Beware the aftershocks: Martin Currie seeks out opportunities as volatility continues
The current bout of increased volatility across equity markets is not yet over, with more shockwaves expected, Martin Currie’s European team has said.
Michael Browne, Portfolio Manager in charge of the group’s European Long/Short Strategy, warned this period of volatility could continue for some time as key drivers of the global economy move in different directions.
“There will be aftershocks for European and global markets as they continue to be impacted by an economic tug of war,” Browne said.
“Markets still have to come to terms with the changing nature and source of global growth.”

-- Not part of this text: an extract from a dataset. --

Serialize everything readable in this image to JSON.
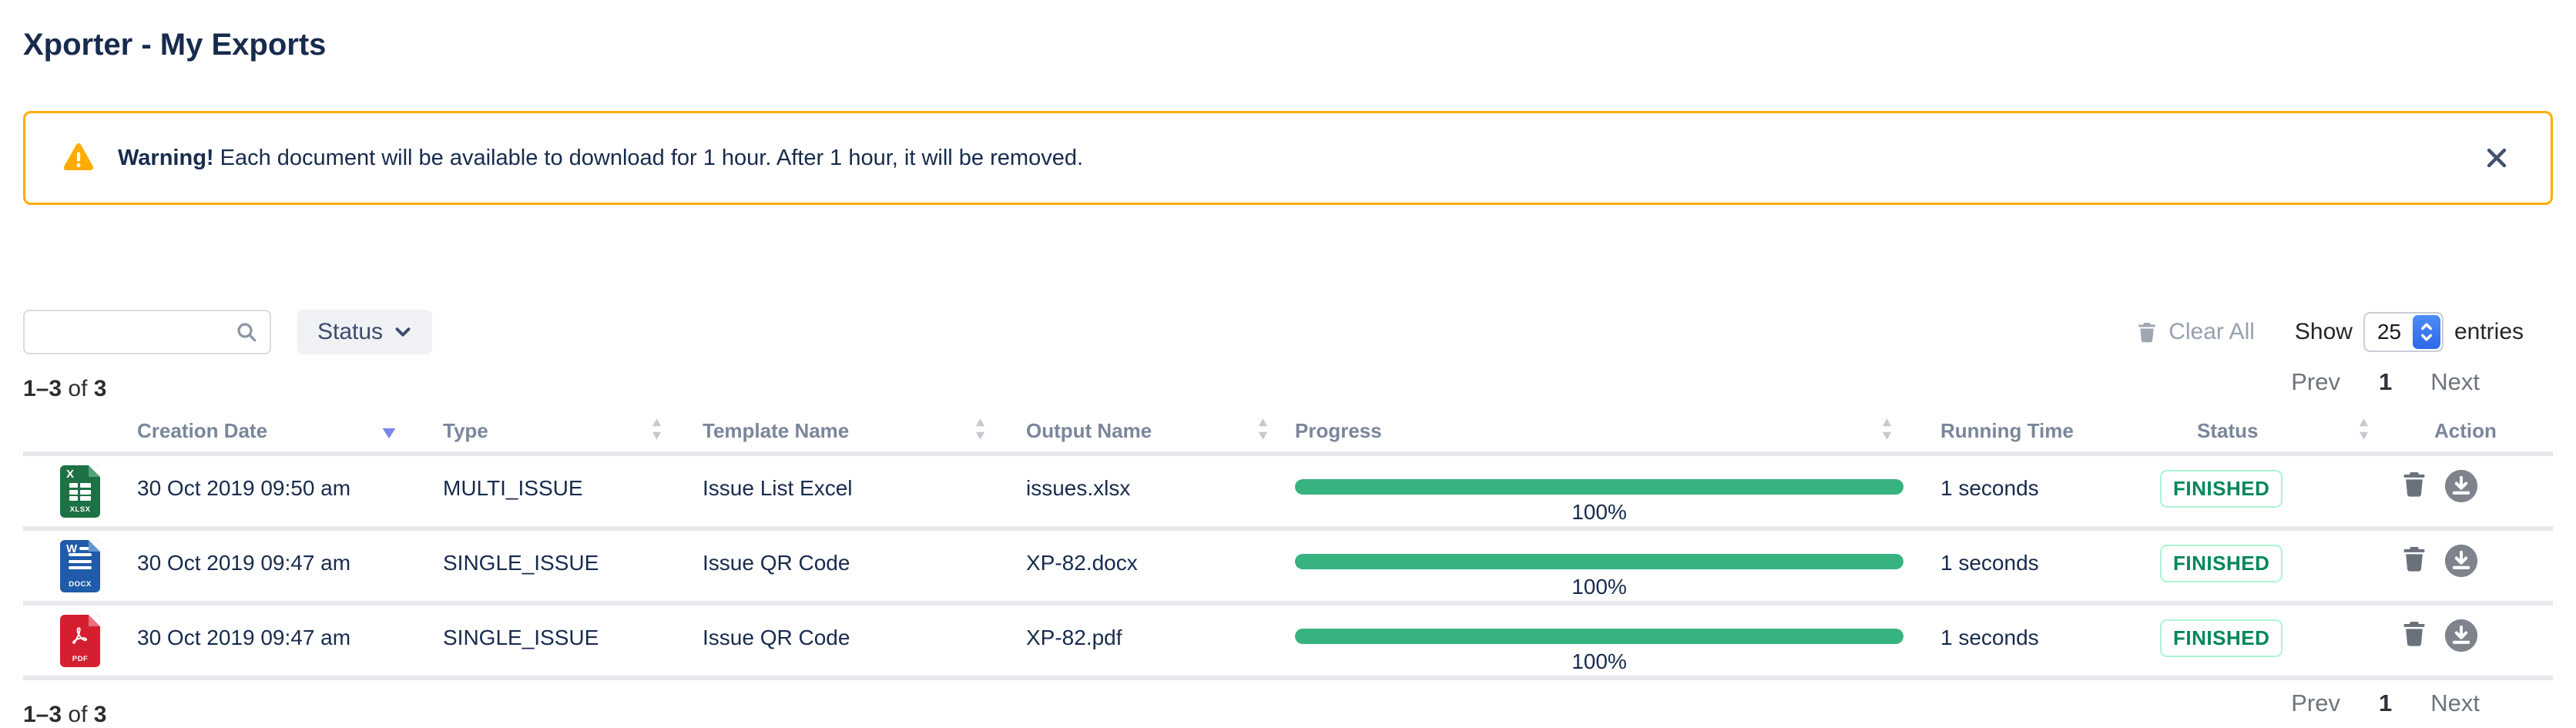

The Martin Currie GF European Absolute Alpha Fund* delivered a positive return of 1.5%** in August despite a widespread sell-off, through a combination of successful long and short positions. This compares to the illustrative benchmark index (MSCI Europe) which fell 7.3%. An almost 9% outperformance for the month.
Browne said the team had grown cautious the previous month that markets had run out of steam, as a combination of lower oil prices, a lack of a recovery in consumer spending, and the ongoing fall in capital expenditures all started to impact sentiment.
“In August there was a stark realisation that the US Federal Reserve was about to raise rates as the Chinese and other emerging markets were slowing sharply,” he said.
“Poor reaction to corporate results undermined confidence further and we cut the net exposure to 26% mid-month. As markets fell sharply and became oversold, we rebuilt exposure.”
Browne added that following the sell-off in European and US markets in August, there remained a valuation gap to exploit. Martin Currie’s European Long Short team believes that, on an earnings and price to book basis, the European market is now trading below long-term averages.
“Volatility and negative returns in the summer months has resulted in companies rebalancing and reallocating capital, making markets good value again. This will continue, and we will therefore remain nimble and positive,” he said.
Areas which could be fertile hunting grounds for investors if volatility continues include the commodities space, where the downward pressure on prices could lead to earnings downgrades.
“Although the market has already been pricing in an Asian slowdown it may have to do more, especially if the yuan continues to depreciate. The market has also been pricing in a major oil, gas and materials earnings slowdown and again we believe there could be more to come there,” Browne said.
“However, in our view, the continued deflation in commodities and imported goods has not yet been priced in by the market and again we believe opportunity exists here for investors.”
However, the manager said unless global growth forecasts were cut significantly, there remained plenty of upside opportunities as well.
“Unless the recent events lead to a significant downward revision of estimates, we believe the current situation should be seen as an opportunity for investors,” he added.